It’s hurricane politics as candidates storm state

Jan 22, 2008

It’s hurricane politics as candidates storm state

By DAVID DeCAMP, Times Staff Writer
Published January 22, 2008

On the first full day that presidential candidates could focus on Florida a rift emerged among Republican contenders over a deeply parochial issue with national implications: a national catastrophic fund.

Even before the other candidates had arrived, Rudy Giuliani had declared himself the strongest and best advocate for creating a federal program to spread the risk of hurricane loss in Florida by establishing a risk pool across the country.

It’s an idea that has gained little traction in Washington.

On Monday, former Arkansas Gov. Mike Huckabee joined the Giuliani side. Speaking outside Signature Flight Service in Orlando, Huckabee edged from “sympathetic” to the insurance difficulties of Floridians, as he had said before, to a full-on supporter of a national catastrophe fund.

“If there could be a national approach where there could be sort of a shared burden (or) responsibility,” Huckabee said, “I think this makes a lot of sense.”

Huckabee cited the flow of displaced people into Arkansas after Hurricane Katrina in 2005. He said 75,000 people came to the state in five days, creating burdens in a place untouched by hurricanes.

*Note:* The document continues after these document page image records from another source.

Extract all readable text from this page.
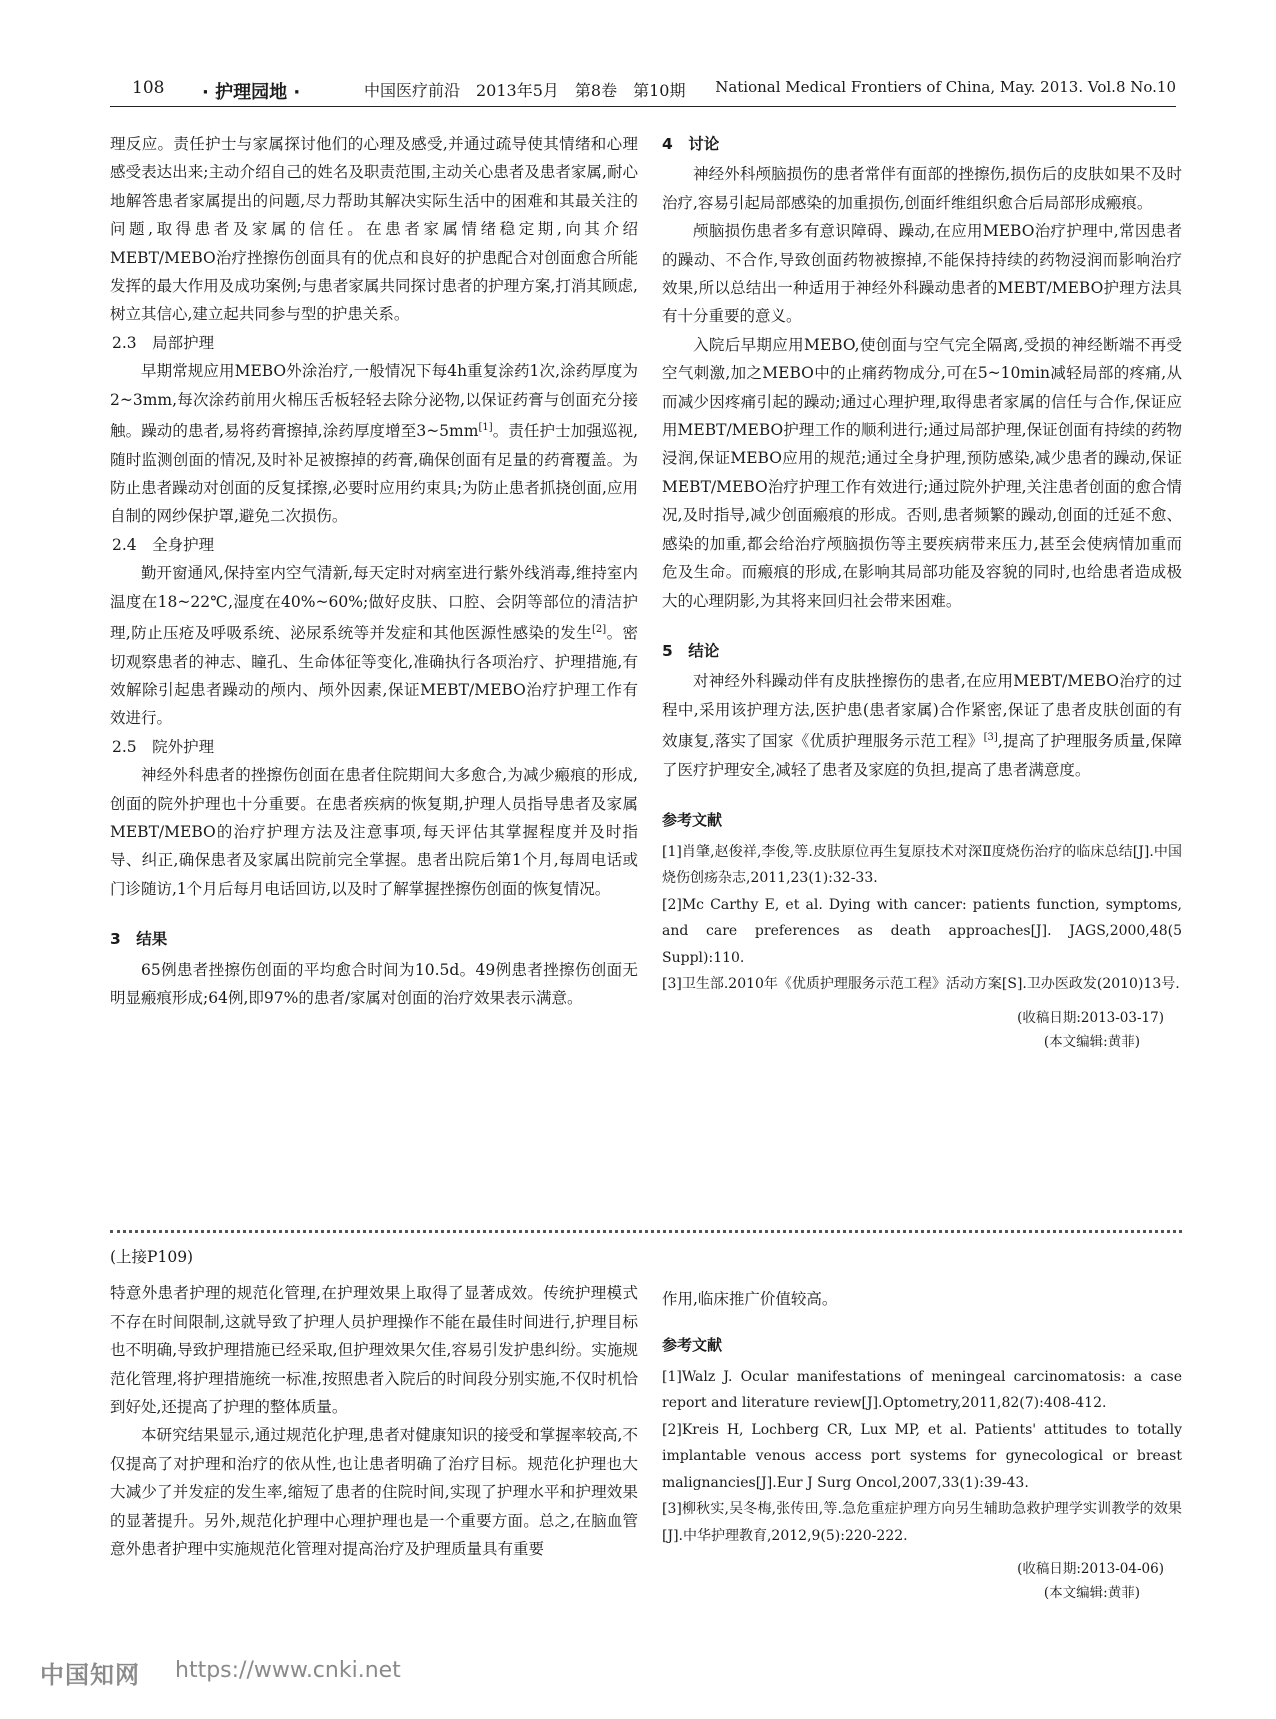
108 · 护理园地 ·	中国医疗前沿　2013年5月　第8卷　第10期 National Medical Frontiers of China, May. 2013. Vol.8 No.10

理反应。责任护士与家属探讨他们的心理及感受,并通过疏导使其情绪和心理感受表达出来;主动介绍自己的姓名及职责范围,主动关心患者及患者家属,耐心地解答患者家属提出的问题,尽力帮助其解决实际生活中的困难和其最关注的问题,取得患者及家属的信任。在患者家属情绪稳定期,向其介绍MEBT/MEBO治疗挫擦伤创面具有的优点和良好的护患配合对创面愈合所能发挥的最大作用及成功案例;与患者家属共同探讨患者的护理方案,打消其顾虑,树立其信心,建立起共同参与型的护患关系。

2.3　局部护理

早期常规应用MEBO外涂治疗,一般情况下每4h重复涂药1次,涂药厚度为2~3mm,每次涂药前用火棉压舌板轻轻去除分泌物,以保证药膏与创面充分接触。躁动的患者,易将药膏擦掉,涂药厚度增至3~5mm[1]。责任护士加强巡视,随时监测创面的情况,及时补足被擦掉的药膏,确保创面有足量的药膏覆盖。为防止患者躁动对创面的反复揉擦,必要时应用约束具;为防止患者抓挠创面,应用自制的网纱保护罩,避免二次损伤。

2.4　全身护理

勤开窗通风,保持室内空气清新,每天定时对病室进行紫外线消毒,维持室内温度在18~22℃,湿度在40%~60%;做好皮肤、口腔、会阴等部位的清洁护理,防止压疮及呼吸系统、泌尿系统等并发症和其他医源性感染的发生[2]。密切观察患者的神志、瞳孔、生命体征等变化,准确执行各项治疗、护理措施,有效解除引起患者躁动的颅内、颅外因素,保证MEBT/MEBO治疗护理工作有效进行。

2.5　院外护理

神经外科患者的挫擦伤创面在患者住院期间大多愈合,为减少瘢痕的形成,创面的院外护理也十分重要。在患者疾病的恢复期,护理人员指导患者及家属MEBT/MEBO的治疗护理方法及注意事项,每天评估其掌握程度并及时指导、纠正,确保患者及家属出院前完全掌握。患者出院后第1个月,每周电话或门诊随访,1个月后每月电话回访,以及时了解掌握挫擦伤创面的恢复情况。

3　结果

65例患者挫擦伤创面的平均愈合时间为10.5d。49例患者挫擦伤创面无明显瘢痕形成;64例,即97%的患者/家属对创面的治疗效果表示满意。

4　讨论

神经外科颅脑损伤的患者常伴有面部的挫擦伤,损伤后的皮肤如果不及时治疗,容易引起局部感染的加重损伤,创面纤维组织愈合后局部形成瘢痕。

颅脑损伤患者多有意识障碍、躁动,在应用MEBO治疗护理中,常因患者的躁动、不合作,导致创面药物被擦掉,不能保持持续的药物浸润而影响治疗效果,所以总结出一种适用于神经外科躁动患者的MEBT/MEBO护理方法具有十分重要的意义。

入院后早期应用MEBO,使创面与空气完全隔离,受损的神经断端不再受空气刺激,加之MEBO中的止痛药物成分,可在5~10min减轻局部的疼痛,从而减少因疼痛引起的躁动;通过心理护理,取得患者家属的信任与合作,保证应用MEBT/MEBO护理工作的顺利进行;通过局部护理,保证创面有持续的药物浸润,保证MEBO应用的规范;通过全身护理,预防感染,减少患者的躁动,保证MEBT/MEBO治疗护理工作有效进行;通过院外护理,关注患者创面的愈合情况,及时指导,减少创面瘢痕的形成。否则,患者频繁的躁动,创面的迁延不愈、感染的加重,都会给治疗颅脑损伤等主要疾病带来压力,甚至会使病情加重而危及生命。而瘢痕的形成,在影响其局部功能及容貌的同时,也给患者造成极大的心理阴影,为其将来回归社会带来困难。

5　结论

对神经外科躁动伴有皮肤挫擦伤的患者,在应用MEBT/MEBO治疗的过程中,采用该护理方法,医护患(患者家属)合作紧密,保证了患者皮肤创面的有效康复,落实了国家《优质护理服务示范工程》[3],提高了护理服务质量,保障了医疗护理安全,减轻了患者及家庭的负担,提高了患者满意度。

参考文献

[1]肖肇,赵俊祥,李俊,等.皮肤原位再生复原技术对深Ⅱ度烧伤治疗的临床总结[J].中国烧伤创疡杂志,2011,23(1):32-33.

[2]Mc Carthy E, et al. Dying with cancer: patients function, symptoms, and care preferences as death approaches[J]. JAGS,2000,48(5 Suppl):110.

[3]卫生部.2010年《优质护理服务示范工程》活动方案[S].卫办医政发(2010)13号.

(收稿日期:2013-03-17)

(本文编辑:黄菲)

(上接P109)

特意外患者护理的规范化管理,在护理效果上取得了显著成效。传统护理模式不存在时间限制,这就导致了护理人员护理操作不能在最佳时间进行,护理目标也不明确,导致护理措施已经采取,但护理效果欠佳,容易引发护患纠纷。实施规范化管理,将护理措施统一标准,按照患者入院后的时间段分别实施,不仅时机恰到好处,还提高了护理的整体质量。

本研究结果显示,通过规范化护理,患者对健康知识的接受和掌握率较高,不仅提高了对护理和治疗的依从性,也让患者明确了治疗目标。规范化护理也大大减少了并发症的发生率,缩短了患者的住院时间,实现了护理水平和护理效果的显著提升。另外,规范化护理中心理护理也是一个重要方面。总之,在脑血管意外患者护理中实施规范化管理对提高治疗及护理质量具有重要

作用,临床推广价值较高。

参考文献

[1]Walz J. Ocular manifestations of meningeal carcinomatosis: a case report and literature review[J].Optometry,2011,82(7):408-412.

[2]Kreis H, Lochberg CR, Lux MP, et al. Patients' attitudes to totally implantable venous access port systems for gynecological or breast malignancies[J].Eur J Surg Oncol,2007,33(1):39-43.

[3]柳秋实,吴冬梅,张传田,等.急危重症护理方向另生辅助急救护理学实训教学的效果[J].中华护理教育,2012,9(5):220-222.

(收稿日期:2013-04-06)

(本文编辑:黄菲)

中国知网 https://www.cnki.net
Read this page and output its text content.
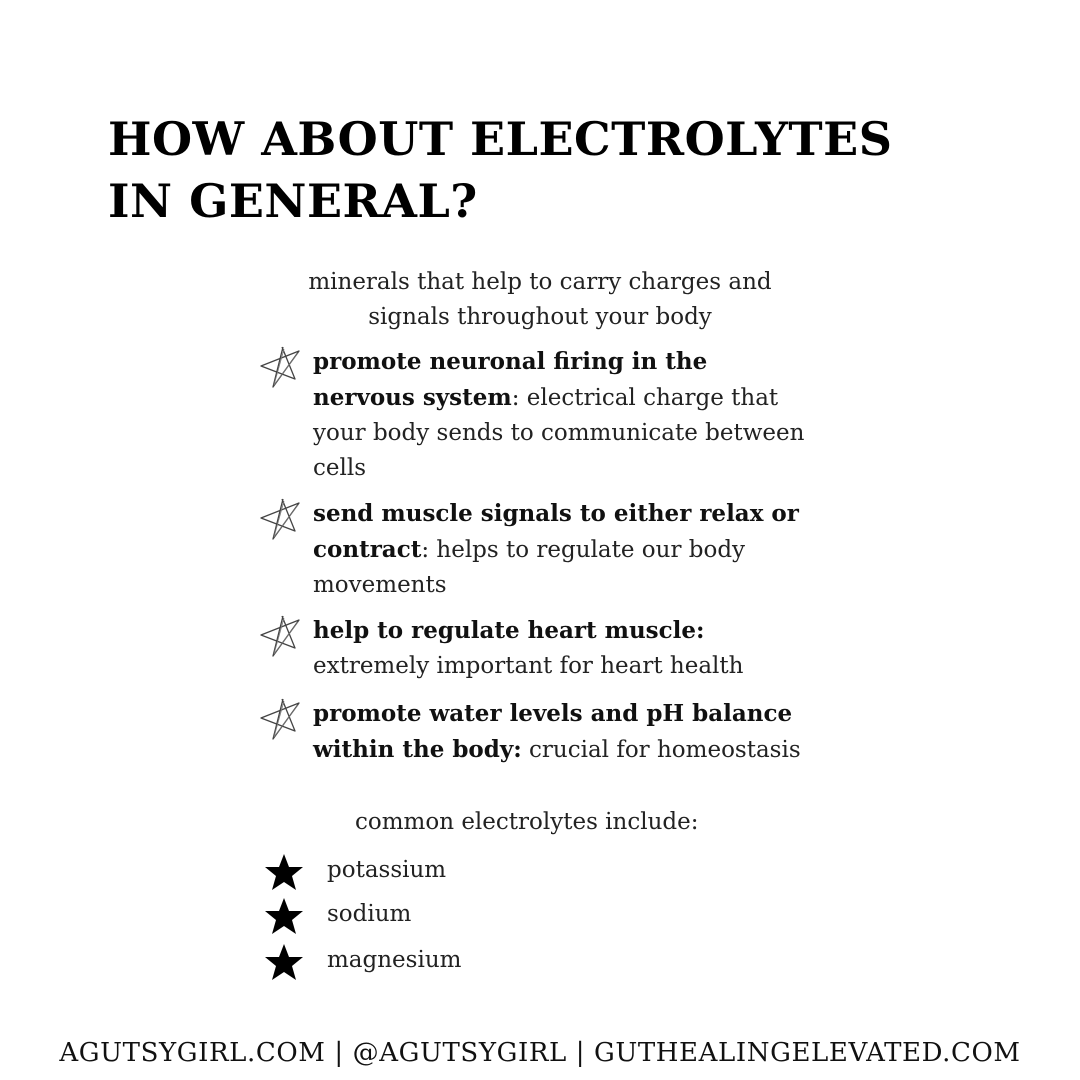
HOW ABOUT ELECTROLYTES IN GENERAL?
minerals that help to carry charges and signals throughout your body
promote neuronal firing in the nervous system: electrical charge that your body sends to communicate between cells
send muscle signals to either relax or contract: helps to regulate our body movements
help to regulate heart muscle: extremely important for heart health
promote water levels and pH balance within the body: crucial for homeostasis
common electrolytes include:
potassium
sodium
magnesium
AGUTSYGIRL.COM | @AGUTSYGIRL | GUTHEALINGELEVATED.COM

One side effect for the noncoastal communities is the economic troubles that are spawned by damage storms do.

“We do have tornadoes, ice storms and floods. Anybody who’s been through repeated major natural disasters can understand and appreciate the incredible burden that can be created in the aftermath of a natural disaster,” Huckabee said.

On the same day, fellow Republican candidate John McCain made clear that he would not support such a move. In an interview with the editorial board of the St. Petersburg Times on Monday afternoon, McCain said state governments should be the ones to deal with insurance market reforms.

“I believe the role of the federal government is to step in in the event of a natural disaster and to help the citizens who have been harmed,” he said.

Times staff writer Scott Montgomery contributed to this report.